Das LG Hamburg ist „not amused“. Wenn man den Beschluss so liest, hat man den Eindruck, dass es dem AG die Beschlussbegründung – weitere Beiordnung nicht mehr erforderlich, da Gründe für die Waffengleichtheit weggefallen sind – nicht glaubt., sondern (auch) den Eindruck hat, dass es sich um vorgeschobene Gründe handelt, die vorgebracht wurden, um einen missliebigen, weil unbequemen Verteidiger – Stichwort: drei Beweisanträge –  aus dem Verfahren zu „schießen“:

„2. Ferner ist für die Kammer nicht feststellbar, dass die Aufhebung der Beiordnung tatsächlich allein durch das Ausscheiden des Mitangeklagten motiviert war.

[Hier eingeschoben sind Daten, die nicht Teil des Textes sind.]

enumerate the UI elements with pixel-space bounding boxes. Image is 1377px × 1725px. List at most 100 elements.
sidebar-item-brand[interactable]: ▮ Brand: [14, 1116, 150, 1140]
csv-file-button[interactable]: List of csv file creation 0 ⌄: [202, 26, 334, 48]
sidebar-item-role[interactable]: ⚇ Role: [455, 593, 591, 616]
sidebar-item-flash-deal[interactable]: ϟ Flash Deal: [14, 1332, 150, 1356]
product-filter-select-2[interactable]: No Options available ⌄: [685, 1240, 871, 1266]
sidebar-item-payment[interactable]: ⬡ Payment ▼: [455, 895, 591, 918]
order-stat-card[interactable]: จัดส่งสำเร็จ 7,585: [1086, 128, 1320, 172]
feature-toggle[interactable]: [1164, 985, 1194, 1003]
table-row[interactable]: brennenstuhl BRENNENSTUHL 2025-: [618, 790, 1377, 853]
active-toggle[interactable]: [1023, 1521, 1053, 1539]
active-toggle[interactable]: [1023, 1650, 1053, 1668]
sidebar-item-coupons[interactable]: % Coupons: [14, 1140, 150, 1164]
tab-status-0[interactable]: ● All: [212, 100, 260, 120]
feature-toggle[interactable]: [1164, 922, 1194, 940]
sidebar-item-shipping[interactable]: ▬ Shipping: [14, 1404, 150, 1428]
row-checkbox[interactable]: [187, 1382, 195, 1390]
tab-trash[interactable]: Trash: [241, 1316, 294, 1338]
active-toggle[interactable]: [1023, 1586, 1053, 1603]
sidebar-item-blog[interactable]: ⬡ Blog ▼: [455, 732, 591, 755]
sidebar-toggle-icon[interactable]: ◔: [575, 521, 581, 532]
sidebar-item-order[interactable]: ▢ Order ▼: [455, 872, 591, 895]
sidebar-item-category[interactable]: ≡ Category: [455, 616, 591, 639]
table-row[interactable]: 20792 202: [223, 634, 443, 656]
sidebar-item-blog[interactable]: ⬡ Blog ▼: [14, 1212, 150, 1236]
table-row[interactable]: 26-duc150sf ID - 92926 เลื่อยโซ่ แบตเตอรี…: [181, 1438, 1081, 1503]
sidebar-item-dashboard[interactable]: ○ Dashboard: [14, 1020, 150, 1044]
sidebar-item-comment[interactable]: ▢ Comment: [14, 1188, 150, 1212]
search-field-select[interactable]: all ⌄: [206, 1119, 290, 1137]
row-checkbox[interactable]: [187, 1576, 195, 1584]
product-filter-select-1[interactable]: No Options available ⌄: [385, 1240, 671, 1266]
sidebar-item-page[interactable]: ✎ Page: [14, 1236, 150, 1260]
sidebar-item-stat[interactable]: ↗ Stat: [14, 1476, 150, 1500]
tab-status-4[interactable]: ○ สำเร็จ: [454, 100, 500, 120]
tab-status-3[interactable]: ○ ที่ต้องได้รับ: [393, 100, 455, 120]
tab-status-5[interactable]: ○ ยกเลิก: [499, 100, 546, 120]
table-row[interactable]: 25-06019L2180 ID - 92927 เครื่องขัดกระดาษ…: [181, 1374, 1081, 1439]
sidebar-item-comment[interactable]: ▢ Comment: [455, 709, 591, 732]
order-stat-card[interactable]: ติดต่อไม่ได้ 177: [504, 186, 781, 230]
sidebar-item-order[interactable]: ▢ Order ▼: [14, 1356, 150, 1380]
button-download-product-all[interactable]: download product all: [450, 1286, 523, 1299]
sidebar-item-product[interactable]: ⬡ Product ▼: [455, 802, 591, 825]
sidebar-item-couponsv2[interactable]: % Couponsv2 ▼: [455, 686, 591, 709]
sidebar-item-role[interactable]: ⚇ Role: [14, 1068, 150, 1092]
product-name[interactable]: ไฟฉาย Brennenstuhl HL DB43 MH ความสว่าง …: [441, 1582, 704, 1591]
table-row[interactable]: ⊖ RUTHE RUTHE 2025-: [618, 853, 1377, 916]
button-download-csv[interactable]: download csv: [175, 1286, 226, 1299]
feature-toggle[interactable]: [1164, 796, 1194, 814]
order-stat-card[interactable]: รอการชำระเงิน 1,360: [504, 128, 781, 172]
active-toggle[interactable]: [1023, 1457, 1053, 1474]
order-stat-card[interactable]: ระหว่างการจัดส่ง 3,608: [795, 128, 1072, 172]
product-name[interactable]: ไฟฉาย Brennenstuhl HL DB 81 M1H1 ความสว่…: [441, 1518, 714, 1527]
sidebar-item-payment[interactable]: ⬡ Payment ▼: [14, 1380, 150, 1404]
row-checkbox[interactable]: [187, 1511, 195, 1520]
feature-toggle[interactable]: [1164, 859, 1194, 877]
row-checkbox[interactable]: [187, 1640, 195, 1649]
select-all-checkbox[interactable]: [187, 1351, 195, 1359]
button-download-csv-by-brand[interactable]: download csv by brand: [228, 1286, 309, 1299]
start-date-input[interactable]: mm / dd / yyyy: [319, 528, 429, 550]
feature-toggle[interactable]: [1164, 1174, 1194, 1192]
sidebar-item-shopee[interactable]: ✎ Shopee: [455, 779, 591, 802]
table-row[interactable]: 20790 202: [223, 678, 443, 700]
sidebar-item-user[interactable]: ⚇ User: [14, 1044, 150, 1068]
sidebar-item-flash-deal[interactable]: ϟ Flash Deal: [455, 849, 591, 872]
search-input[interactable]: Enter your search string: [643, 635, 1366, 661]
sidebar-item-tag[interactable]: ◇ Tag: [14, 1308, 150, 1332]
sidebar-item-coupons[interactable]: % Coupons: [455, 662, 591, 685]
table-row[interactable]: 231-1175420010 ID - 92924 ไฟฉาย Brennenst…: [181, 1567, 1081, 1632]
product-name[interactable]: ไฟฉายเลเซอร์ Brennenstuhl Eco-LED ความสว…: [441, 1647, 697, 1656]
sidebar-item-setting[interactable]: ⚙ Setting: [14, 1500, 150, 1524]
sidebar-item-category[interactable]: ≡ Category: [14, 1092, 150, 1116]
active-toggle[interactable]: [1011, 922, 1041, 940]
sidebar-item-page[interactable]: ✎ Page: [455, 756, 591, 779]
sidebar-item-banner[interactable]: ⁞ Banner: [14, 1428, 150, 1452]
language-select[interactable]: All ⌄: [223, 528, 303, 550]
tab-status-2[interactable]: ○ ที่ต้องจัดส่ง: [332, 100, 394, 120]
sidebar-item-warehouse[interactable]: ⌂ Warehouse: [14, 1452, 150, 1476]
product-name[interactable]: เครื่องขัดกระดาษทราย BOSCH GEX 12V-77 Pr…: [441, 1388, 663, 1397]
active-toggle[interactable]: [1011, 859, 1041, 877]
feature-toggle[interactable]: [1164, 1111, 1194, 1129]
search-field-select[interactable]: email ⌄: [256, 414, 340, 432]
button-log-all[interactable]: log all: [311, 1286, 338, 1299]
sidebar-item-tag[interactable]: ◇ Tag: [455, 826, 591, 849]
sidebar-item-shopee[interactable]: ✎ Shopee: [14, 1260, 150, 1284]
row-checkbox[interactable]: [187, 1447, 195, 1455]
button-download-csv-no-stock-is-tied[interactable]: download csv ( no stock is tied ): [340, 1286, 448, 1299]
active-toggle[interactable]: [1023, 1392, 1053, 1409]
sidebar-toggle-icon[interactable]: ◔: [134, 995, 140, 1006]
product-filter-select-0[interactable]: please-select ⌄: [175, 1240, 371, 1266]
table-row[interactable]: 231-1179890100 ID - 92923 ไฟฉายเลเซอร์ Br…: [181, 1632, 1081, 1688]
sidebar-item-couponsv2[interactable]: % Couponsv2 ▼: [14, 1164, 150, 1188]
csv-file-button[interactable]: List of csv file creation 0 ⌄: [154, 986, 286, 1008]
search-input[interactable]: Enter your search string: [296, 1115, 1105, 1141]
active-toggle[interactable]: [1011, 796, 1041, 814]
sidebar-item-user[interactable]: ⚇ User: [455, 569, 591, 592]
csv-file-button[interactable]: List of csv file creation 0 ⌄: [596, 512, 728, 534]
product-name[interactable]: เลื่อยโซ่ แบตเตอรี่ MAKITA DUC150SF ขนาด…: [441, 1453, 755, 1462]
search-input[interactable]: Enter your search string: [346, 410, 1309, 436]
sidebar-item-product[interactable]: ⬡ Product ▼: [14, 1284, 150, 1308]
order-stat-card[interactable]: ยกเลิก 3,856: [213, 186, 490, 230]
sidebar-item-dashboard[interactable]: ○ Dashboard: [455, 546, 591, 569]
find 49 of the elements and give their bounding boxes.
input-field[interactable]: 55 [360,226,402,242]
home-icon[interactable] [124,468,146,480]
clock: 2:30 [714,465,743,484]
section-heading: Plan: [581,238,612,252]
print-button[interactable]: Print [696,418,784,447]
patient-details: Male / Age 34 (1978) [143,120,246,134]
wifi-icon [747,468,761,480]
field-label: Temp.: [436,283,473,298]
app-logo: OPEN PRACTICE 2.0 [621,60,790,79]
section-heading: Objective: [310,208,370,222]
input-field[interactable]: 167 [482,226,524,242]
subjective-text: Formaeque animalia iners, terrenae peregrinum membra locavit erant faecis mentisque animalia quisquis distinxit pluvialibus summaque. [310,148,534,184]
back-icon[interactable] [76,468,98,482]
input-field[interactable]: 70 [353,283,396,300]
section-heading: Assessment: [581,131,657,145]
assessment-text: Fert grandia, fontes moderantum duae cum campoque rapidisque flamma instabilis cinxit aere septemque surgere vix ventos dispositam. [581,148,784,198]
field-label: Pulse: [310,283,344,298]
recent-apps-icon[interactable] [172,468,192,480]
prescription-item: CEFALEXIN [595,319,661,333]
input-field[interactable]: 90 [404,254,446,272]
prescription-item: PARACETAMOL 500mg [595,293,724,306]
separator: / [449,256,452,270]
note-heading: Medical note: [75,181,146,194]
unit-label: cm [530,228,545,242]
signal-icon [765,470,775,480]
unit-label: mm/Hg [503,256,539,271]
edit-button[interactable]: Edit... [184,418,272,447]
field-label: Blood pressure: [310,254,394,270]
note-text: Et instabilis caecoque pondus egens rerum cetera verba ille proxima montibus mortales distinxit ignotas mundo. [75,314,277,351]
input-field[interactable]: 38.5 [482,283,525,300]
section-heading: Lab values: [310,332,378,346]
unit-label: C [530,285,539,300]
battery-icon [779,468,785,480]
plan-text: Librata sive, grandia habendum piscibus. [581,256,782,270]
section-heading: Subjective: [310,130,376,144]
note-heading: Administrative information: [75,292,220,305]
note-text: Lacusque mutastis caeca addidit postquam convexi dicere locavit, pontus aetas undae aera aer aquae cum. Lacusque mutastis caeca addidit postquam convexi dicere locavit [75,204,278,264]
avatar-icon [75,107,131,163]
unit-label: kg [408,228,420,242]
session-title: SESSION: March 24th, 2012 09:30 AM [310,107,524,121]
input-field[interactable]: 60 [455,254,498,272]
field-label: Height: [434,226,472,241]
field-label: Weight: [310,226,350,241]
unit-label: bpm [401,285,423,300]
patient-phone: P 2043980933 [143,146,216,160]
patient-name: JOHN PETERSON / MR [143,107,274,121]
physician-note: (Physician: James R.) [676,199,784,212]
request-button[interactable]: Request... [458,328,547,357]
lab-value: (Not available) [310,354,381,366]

Immerhin hat das Amtsgericht die Einstellung des Verfahrens gegen den Mitangeklagten am 27.10.2015 nicht etwa zum Anlass genommen, sogleich eine Entpflichtung von Herrn Rechtsanwalt Dr. T. zu erwägen. Vielmehr hat es die Hauptverhandlung mit einer Zeugenvernehmung fortgesetzt, sodann einen weiteren Termin anberaumt und Herrn Dr. T. – der zuvor noch drei Beweisanträge gestellt hatte – zu diesem Termin geladen. Erst am Folgetag hat das Amtsgericht dann mitgeteilt, die Aufhebung der Beiordnung zu erwägen, und Gelegenheit zur eiligen Stellungnahme gegeben.“

Im Übrigen Bestätigung der „Vertrauensschutzrechtsprechung“ der Obergerichte, die sich in dem Leitsatz zusammenfassen lässt:

„Die Beiordnung eines Verteidigers nach § 140 Abs. 2 StPO gilt grundsätzlich für das gesamte Strafverfahren bis zu dessen rechtskräftigem Abschluss. Eine Aufhebung der Beiordnung ist daher nur zulässig, wenn das Vertrauen des Angeklagten auf die Beiordnungsentscheidung ausnahmsweise nicht schutzwürdig ist, weil sich die für die Entscheidung maßgeblichen Umstände wesentlich geändert haben oder das Gericht von objektiv falschen Voraussetzungen ausgegangen ist.“

Der Kollege, der den Beschluss erstritten hat, wird sich nicht nur über die Entscheidung freuen, sondern sicherlich mit dem Mandanten auch die Frage der Befangenheit des Amtsrichters erörtern (§ 24 StPO). Mal sehen, ob wir von der Sache noch hören.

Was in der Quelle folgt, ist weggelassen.